The success of DeepSeek’s cost-effective models has strengthened Beijing’s belief in China’s ability to out-innovate the U.S., with Chinese companies and government bodies quickly adopting DeepSeek’s models.

At least 13 Chinese city governments and 10 state-owned energy companies say they have deployed DeepSeek into their systems, while tech giants Lenovo, Baidu and Tencent – owner of China’s largest social media app WeChat – have integrated DeepSeek’s models into their products.

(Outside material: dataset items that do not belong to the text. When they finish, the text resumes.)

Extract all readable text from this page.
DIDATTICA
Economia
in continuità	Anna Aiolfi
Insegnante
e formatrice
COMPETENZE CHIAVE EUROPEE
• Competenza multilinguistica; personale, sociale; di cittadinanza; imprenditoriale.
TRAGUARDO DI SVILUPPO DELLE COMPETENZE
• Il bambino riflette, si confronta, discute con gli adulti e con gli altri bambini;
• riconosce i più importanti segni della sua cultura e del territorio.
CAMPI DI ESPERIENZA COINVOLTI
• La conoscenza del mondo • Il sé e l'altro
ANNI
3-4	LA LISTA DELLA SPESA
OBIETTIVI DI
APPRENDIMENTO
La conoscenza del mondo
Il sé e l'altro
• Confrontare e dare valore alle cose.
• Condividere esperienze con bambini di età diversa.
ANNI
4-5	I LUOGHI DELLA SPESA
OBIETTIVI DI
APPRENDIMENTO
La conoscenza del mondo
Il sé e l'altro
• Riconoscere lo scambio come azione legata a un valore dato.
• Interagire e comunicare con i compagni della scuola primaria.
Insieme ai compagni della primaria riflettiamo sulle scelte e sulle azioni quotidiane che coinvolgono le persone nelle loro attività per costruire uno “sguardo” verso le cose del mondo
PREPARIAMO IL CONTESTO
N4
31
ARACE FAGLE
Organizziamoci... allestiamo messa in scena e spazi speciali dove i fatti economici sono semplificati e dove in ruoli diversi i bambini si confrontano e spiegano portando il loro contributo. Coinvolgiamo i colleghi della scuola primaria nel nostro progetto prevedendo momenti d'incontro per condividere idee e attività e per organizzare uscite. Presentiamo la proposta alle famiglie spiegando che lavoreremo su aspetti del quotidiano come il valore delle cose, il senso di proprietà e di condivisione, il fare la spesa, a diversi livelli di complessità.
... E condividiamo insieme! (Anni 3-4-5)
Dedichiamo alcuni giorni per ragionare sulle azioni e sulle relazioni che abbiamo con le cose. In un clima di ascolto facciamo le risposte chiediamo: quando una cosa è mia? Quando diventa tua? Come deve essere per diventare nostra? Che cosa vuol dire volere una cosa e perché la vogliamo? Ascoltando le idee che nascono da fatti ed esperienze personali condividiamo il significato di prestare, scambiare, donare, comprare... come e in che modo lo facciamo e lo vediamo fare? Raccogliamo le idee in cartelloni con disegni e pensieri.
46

Chinese leader Xi Jinping and Li “have signalled they endorse DeepSeek,” said Alfred Wu, an expert on Chinese policymaking at Singapore’s Lee Kuan Yew School of Public Policy. “Now everyone just endorses it.”

The Chinese embrace comes as governments from South Korea to Italy remove DeepSeek from national app stores, citing privacy concerns.

“If DeepSeek becomes the go-to AI model across Chinese state entities, Western regulators might see this as another reason to escalate restrictions on AI chips or software collaborations,” said Stephen Wu, an AI expert and founder of hedge fund Carthage Capital.

Further limits on advanced AI chips are a challenge that Liang has acknowledged.

“Our problem has never been funding,” he told Waves in July. “It’s the embargo on high-end chips.”